La loi sur la réduction de l’inflation (IRA : Inflation Reduction Act) a été promulguée par le président Biden le 16 août après que les démocrates de la Chambre des représentants ont approuvé, par un vote de 220 voix contre 207, le plus gros investissement fédéral jamais réalisé pour lutter contre le changement climatique. Le plan vise 369 milliards de dollars de dépenses pour l’énergie et la lutte contre le réchauffement. Pour illustrer cette taille monumentale, certains soulignent que les dépenses seront quatre fois supérieures à celles de la loi de relance de 2009 du président Obama pour les initiatives climatiques. L’impact sera considérable.
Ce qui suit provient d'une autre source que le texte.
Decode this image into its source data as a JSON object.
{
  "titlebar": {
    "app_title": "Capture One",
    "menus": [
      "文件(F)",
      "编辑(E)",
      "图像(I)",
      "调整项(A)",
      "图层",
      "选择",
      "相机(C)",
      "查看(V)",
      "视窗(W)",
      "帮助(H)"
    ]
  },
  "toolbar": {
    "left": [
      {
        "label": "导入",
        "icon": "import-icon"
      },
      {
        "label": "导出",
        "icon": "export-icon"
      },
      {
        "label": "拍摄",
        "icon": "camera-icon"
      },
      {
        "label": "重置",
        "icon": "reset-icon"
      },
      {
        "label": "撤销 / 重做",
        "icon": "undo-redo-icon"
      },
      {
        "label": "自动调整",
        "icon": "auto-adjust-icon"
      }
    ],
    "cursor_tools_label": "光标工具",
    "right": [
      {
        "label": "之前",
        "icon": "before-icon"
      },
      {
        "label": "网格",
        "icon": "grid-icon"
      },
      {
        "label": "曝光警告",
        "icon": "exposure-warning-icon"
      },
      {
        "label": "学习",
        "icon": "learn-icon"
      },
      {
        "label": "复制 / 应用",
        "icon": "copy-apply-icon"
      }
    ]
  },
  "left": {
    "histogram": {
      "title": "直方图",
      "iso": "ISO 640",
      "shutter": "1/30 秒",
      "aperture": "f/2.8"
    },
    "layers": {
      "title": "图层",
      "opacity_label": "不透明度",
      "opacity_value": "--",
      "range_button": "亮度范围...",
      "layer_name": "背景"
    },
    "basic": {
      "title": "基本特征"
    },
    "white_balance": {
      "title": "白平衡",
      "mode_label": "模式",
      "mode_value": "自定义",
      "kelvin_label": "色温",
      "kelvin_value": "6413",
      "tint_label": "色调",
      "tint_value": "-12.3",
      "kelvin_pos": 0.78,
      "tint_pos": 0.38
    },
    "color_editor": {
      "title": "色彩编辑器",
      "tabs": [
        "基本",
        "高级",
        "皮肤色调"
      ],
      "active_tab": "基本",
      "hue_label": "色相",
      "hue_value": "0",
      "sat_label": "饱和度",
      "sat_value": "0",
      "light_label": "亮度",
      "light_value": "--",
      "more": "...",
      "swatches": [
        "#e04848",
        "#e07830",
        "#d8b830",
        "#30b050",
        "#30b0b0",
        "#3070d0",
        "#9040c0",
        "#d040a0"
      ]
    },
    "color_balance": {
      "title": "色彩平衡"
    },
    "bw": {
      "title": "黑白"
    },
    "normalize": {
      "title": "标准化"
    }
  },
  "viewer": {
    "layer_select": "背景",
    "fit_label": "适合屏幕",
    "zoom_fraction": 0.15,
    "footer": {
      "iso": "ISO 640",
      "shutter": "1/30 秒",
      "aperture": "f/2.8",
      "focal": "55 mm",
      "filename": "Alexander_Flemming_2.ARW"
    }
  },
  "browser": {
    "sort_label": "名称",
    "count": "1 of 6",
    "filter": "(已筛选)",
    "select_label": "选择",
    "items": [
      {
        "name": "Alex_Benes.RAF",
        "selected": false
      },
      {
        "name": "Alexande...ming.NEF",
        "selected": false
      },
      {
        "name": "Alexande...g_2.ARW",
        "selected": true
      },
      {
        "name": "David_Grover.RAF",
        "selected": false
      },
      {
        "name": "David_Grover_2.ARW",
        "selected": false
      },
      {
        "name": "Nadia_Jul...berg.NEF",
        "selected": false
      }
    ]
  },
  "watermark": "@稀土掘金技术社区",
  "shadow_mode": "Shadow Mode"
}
Cette législation vise à réduire les émissions d’au moins 40% d’ici à 2030.
Quelques points-clés
Solaire et éolien : prolongation de l’ « Investment Tax Credit » (qui bénéficie aux utilities et particuliers installant des parcs d’énergies propres) ainsi que du « Production Tax Credit » (stimule l’offre) pour une durée de dix ans
L’ITC et le PTC ont été prolongés de dix ans : un signal important qui élimine l’incertitude pour les développeurs. Dans le passé, les prolongations n’étaient que d’un ou deux ans, ce qui créait des incertitudes pour les projets qui prennent cinq ans ou plus à réaliser. Le solaire devrait en être le principal bénéficiaire. Le secteur de l’énergie éolienne bénéficiera également de l’élimination des délais politiques qui ont freiné le développement.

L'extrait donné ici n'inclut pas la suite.